Four sizes: Holo3.1-0.8B (ultra-lightweight local agents), 4B (cost-efficient), 9B (balanced performance and latency), and 35B-A3B (state-of-the-art performance).

Can Holo3.1 run locally?

Yes. It's the first Holo release with quantized checkpoints — FP8, NVFP4, and Q4 GGUF for the 35B-A3B model. The agent runs on a Windows or Mac machine, and the model can run on that same machine (with Apple Silicon reference numbers provided) or on a DGX Spark on the same network, keeping execution fully private.

How much faster is the quantized version?

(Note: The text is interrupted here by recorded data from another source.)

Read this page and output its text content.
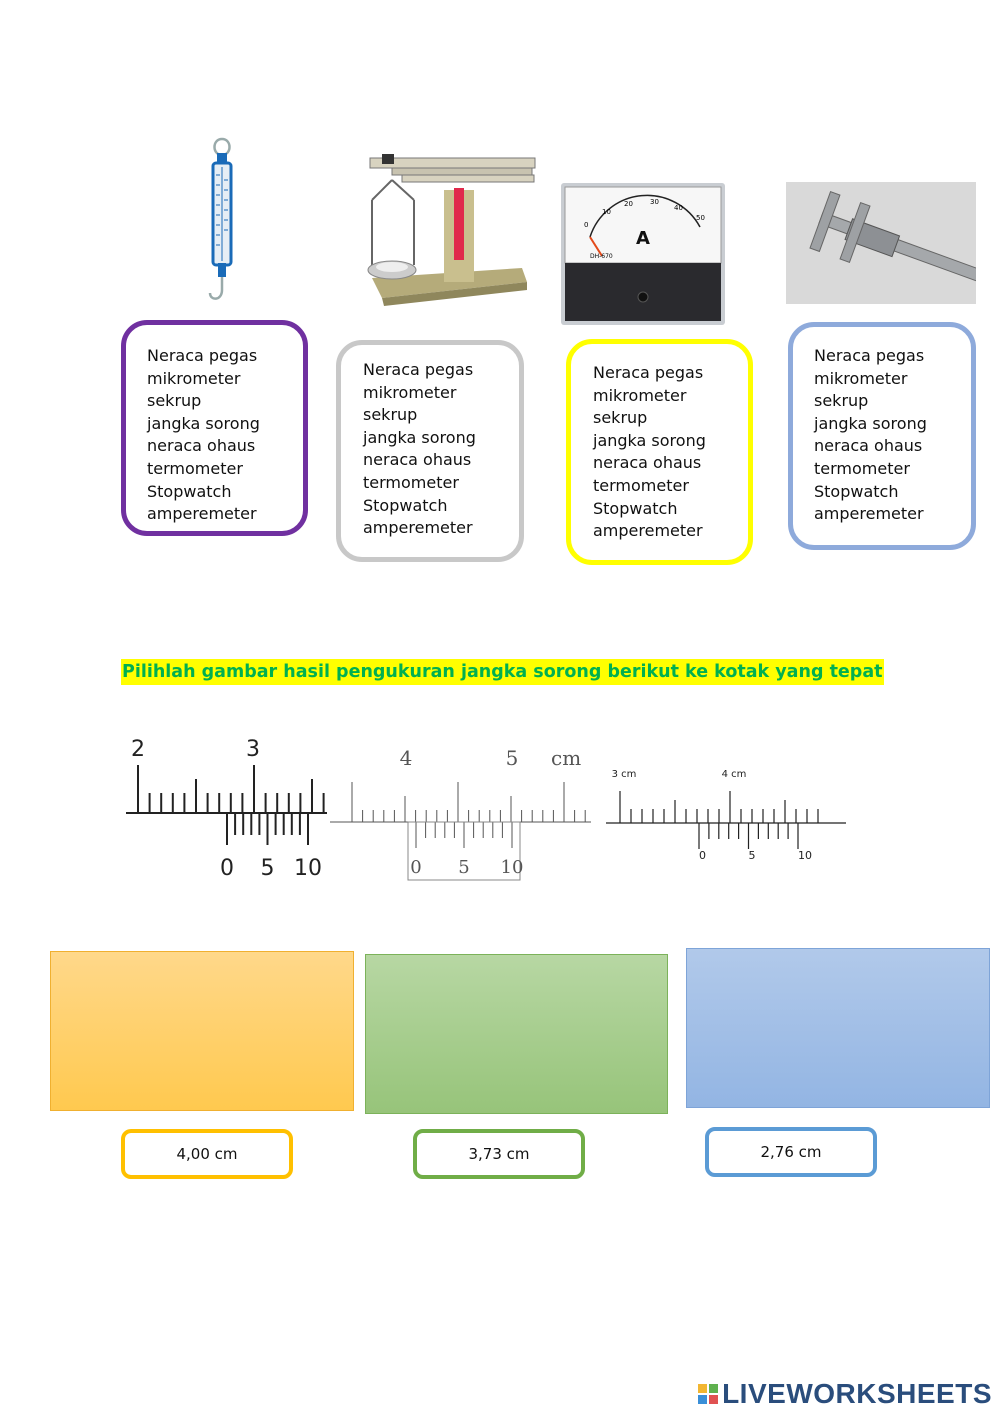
A
0
10
20 30
40
50
DH-670
Neraca pegas
mikrometer
sekrup
jangka sorong
neraca ohaus
termometer
Stopwatch
amperemeter
Neraca pegas
mikrometer
sekrup
jangka sorong
neraca ohaus
termometer
Stopwatch
amperemeter
Neraca pegas
mikrometer
sekrup
jangka sorong
neraca ohaus
termometer
Stopwatch
amperemeter
Neraca pegas
mikrometer
sekrup
jangka sorong
neraca ohaus
termometer
Stopwatch
amperemeter
Pilihlah gambar hasil pengukuran jangka sorong berikut ke kotak yang tepat
2	3
0 5 10
4	5 cm
0 5 10
3 cm	4 cm
0	5	10
4,00 cm	3,73 cm	2,76 cm
LIVEWORKSHEETS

On a DGX Spark, NVFP4 W4A16 delivers 1.41× the total token throughput of FP8 and 1.74× that of BF16. With harness optimizations, the NVFP4 path reaches a compound ~2× end-to-end speedup over FP8, cutting average step time from 6.8s to 3.3s.

Does quantization hurt accuracy?

Only slightly, per H Company's numbers. FP8 and NVFP4 achieve the same OSWorld scores as each other, about two points below the full-precision BF16 checkpoint.

How much better is Holo3.1 at mobile automation than Holo3?

On AndroidWorld, the 35B-A3B model improves from 67% to 79.3%, while the 4B and 9B variants improve from 58% to 72%.

Where can I get Holo3.1?

Through the Holo Models API at hcompany.ai/holo-models-api, or as open checkpoints (including the quantized variants) in the Holo3.1 collection on Hugging Face.